Opinión

Gordos y sedientos

Hay que preservar el agua como un bien imprescindible. ¿Cómo? Consumiendo menos. Todos y de todo

Todas las grandes civilizaciones se han desarrollado junto a los márgenes de caudalosos ríos o acuíferos. Desde los sumerios, junto al Tigris y el Éufrates, a los egipcios y su Nilo, Atenas y sus tres ríos históricos o Roma y el Tíber. Del río Tinto, en la onubense Palos de la Frontera, salieron hace más de 500 años tres carabelas para volver cargadas de tesoros remontando el Guadalquivir hacia Sevilla, un puerto fluvial seguro que ostentó durante dos siglos el monopolio de la Carrera de Indias con su Casa de la Contratación. Ríos que fueron abrigo y sustento de ciudades imperiales en todos los rincones del orbe. Por eso, muchas de esas civilizaciones colapsaron en la antigüedad por las sequías. Un hecho que comienza a amenazar a nuestras metrópolis de hoy.

En 2030, la demanda de agua potable será un 40% superior a la oferta y obligará a los gobiernos de todo el mundo a desembolsos de 136.000 millones de euros anuales, según los informes de la ONU. Más de 6.000 millones de seres humanos sufrirán escasez de agua potable a mediados de este siglo. Pero la mala gestión de los recursos hídricos no solo amenaza nuestra sed y a la agricultura, sino también a industrias punteras que consumen grandes cantidades de agua, como la de los semiconductores. La firma TMSC, uno de los mayores fabricantes de este producto, consume 156 millones de litros diarios y comienza a tener problemas de producción por las sequías que sufre Taiwán. Se calcula que las empresas consumen hoy 700 veces más agua que petróleo.

La situación es desde luego preocupante. En Brasil, una de las mayores reservas de agua dulce del mundo, se ha perdido la sexta parte de sus áreas cubiertas de este preciado bien en tres décadas. La principal reserva hídrica del mundo se está secando. El Pantanal, el mayor humedal del planeta, está en peligro creciente. En total, se trata de tres millones de hectáreas de aguas superficiales perdidas en el gigante suramericano, un área equivalente al tamaño de Bélgica, según un estudio publicado estos días. Con esta predicción, realizada en función de imágenes de la zona capturadas por satélite entre 1985 y 2020, la superficie con agua dulce de Brasil habría pasado de 19,7 millones de hectáreas en 1991 a 16,6 millones de hectáreas en 2020, una reducción de 15,7%.
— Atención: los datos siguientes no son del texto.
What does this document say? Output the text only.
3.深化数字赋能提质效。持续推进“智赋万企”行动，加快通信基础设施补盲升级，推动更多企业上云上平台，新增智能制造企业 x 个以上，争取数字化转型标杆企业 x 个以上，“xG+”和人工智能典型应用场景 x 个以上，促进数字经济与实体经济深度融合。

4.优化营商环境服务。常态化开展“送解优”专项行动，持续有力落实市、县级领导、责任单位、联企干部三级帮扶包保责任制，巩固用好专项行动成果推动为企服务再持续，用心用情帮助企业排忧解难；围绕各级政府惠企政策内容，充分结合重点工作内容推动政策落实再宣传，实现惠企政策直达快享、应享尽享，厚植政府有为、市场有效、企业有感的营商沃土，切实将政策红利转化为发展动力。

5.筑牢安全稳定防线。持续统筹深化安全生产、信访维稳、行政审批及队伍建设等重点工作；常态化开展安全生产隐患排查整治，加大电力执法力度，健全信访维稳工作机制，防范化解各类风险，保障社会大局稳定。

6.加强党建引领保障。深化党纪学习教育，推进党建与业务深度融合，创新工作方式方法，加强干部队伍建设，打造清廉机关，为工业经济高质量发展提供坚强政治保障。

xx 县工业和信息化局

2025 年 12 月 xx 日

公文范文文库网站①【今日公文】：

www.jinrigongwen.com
Brasil, que vive su peor crisis hídrica en los últimos 91 años, posee el 12% de las reservas de agua dulce del planeta y el 53% de los recursos hídricos de Suramérica. Los cambios climáticos, la deforestación –especialmente la de la Amazonía brasileña, pues un tercio de las lluvias del país provienen de esa gigantesca selva tropical–, la construcción de hidroeléctricas y el uso excesivo del agua para el agronegocio, entre otras, son las principales causas de que el gigante suramericano se esté secando, según los expertos. Los datos oficiales indican que la deforestación de la mayor selva del planeta en 2020 fue de 10.851 kilómetros cuadrados.

El Pantanal, compartido por Brasil, Bolivia y Paraguay, tiene 250.000 kilómetros cuadrados de extensión, y un 60% está en territorio brasileño. En su mayor periodo de esplendor recogido, en 1988, se registraron 2 millones de hectáreas de aguas superficiales, mientras en 2020 solo sumaba 458.903 hectáreas, lo que supone una reducción del 78%.

Necesitamos preservar los acuíferos y, para ello, todas las selvas del planeta. ¿Cómo? Consumiendo menos. De todo. La mitad de la Humanidad opulenta revienta por los cuatro costados. La obesidad es un mal endémico, mientras en la otra mitad del planeta se mueren de hambre. Estamos gordos, en todos los sentidos. Empecemos por comer menos y mejor. Por no malgastar el agua. Por cuidar la naturaleza y colaborar más en el reciclaje. Por no arrasar con los bosques ni las costas. Por dejar a los animales en paz y simplemente observarlos a distancia. Por no cambiar de móvil ni de coche ni de ropa como por simple moda. O nos ponemos ya o nos vamos al carajo.